On Lucifer, beauty looked deadly. On Japh it was purely functional. On Eve, it was… magick. And under it, I saw the shadow of the child I had rescued from Santino's lair, the child Lucifer had taken as I watched helplessly under the bright hammerblow of Nuevo Rio sunlight.

The only child I might ever have.

Behind her, resolving around a pair of bright blue gasflame eyes, was Velokel the Hunter, broad and powerful as a bull, his large square teeth closed away behind lips that thinned as they took me in.

I twitched. But Eve's eyes met mine, and she smiled. It was a genuine smile, not the little half-grimace we shared; the armored expression I faced the world with. "You've come so very far." Her voice was soft and restful; and the smell of her — bread baking and demon musk, a powerfully comforting scent — boiled out from behind a screen of dust and age.

"How…" I had to clear my throat. "How did you get here?"

"Kel has tracked more tricksome beasts than the Anhelikos, Dante. It was not quite child's play to follow the Knife, but it was close — and still, so much depends on you." Her smile widened. "Now here we are, and we have little time. Stay where you are, Kinslayer."

Japhrimel halted midway across the sea of dust. Both his guns were trained on Eve. "If you touch her —"

Eve shrugged. She wore black, a merino sweater and loose elegant slacks, a pair of what looked like handmade Taliano boots.

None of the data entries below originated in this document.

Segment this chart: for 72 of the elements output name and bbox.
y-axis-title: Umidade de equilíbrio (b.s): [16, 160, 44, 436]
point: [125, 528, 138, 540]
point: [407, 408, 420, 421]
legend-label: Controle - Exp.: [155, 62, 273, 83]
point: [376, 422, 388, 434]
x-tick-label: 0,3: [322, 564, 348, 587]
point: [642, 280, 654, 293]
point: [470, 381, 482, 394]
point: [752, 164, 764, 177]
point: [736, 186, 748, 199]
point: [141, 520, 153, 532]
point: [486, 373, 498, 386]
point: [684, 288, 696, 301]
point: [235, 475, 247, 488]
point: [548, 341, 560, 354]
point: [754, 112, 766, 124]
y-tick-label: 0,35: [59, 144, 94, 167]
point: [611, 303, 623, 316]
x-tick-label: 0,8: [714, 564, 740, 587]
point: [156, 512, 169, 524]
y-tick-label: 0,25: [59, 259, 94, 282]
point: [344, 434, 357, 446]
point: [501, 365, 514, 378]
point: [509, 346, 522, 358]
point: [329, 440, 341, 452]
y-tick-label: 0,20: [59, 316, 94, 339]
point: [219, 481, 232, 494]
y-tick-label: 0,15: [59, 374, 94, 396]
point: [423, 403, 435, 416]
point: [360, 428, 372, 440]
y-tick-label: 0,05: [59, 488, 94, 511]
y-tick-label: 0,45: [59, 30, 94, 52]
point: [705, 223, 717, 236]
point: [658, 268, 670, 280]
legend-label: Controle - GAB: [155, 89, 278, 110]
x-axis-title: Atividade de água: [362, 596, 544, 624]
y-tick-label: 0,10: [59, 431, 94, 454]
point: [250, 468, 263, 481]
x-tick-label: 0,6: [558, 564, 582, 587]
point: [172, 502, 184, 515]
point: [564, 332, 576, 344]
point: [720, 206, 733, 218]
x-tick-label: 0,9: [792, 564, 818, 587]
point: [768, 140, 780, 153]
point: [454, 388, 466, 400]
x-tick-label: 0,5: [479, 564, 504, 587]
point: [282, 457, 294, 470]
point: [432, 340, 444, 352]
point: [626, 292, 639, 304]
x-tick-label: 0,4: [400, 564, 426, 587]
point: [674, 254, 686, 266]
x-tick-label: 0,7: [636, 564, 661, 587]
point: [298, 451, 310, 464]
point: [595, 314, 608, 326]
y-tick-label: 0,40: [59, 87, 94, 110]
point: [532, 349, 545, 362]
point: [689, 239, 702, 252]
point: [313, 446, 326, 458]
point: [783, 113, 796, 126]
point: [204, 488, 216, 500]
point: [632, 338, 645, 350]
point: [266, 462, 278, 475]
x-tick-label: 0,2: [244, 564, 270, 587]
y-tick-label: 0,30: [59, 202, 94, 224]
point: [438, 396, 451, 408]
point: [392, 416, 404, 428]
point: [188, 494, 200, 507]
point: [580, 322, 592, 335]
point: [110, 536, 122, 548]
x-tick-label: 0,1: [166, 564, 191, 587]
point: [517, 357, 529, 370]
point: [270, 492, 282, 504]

Kel made do with buff-colored canvas slacks and a blouse under a leather doublet, something like a Renascence illustration of a woodsman, complete with a pouch and a curved horn hanging from his broad leather belt.

They called Velokel the Hunter, and I wondered if he'd seen this city before. When he was hunting hedaira. That's exactly the least comforting thought in the world.

"There is no need for threats, Eldest." Eve took a step toward me, measured Japhrimel with a single glance, and took another. "We are not at cross-purposes here."

There were two slight clicks — Japh, pulling the hammers back on both silver guns. It was an absurd bit of theater, since I wasn't sure what they fired, but it was at least effective. The city screeched again as it wobbled in its setting, but his voice sliced through the low basso grumbling. "I will not serve you."

"I have not asked for your service." Eve's voice, soft and restful, stroked the air. I stared at her face, transfixed. She looked so much like Doreen. "I have offered myself to my mother." Her smile was wide, white, and so forgiving I could have bathed in it.

My mother. She said it like it meant nothing, like she was talking about the weather. My heart leapt inside its cage of ribs, pounding high and hard until it settled in my throat. A worm of unease turned inside my battered brain.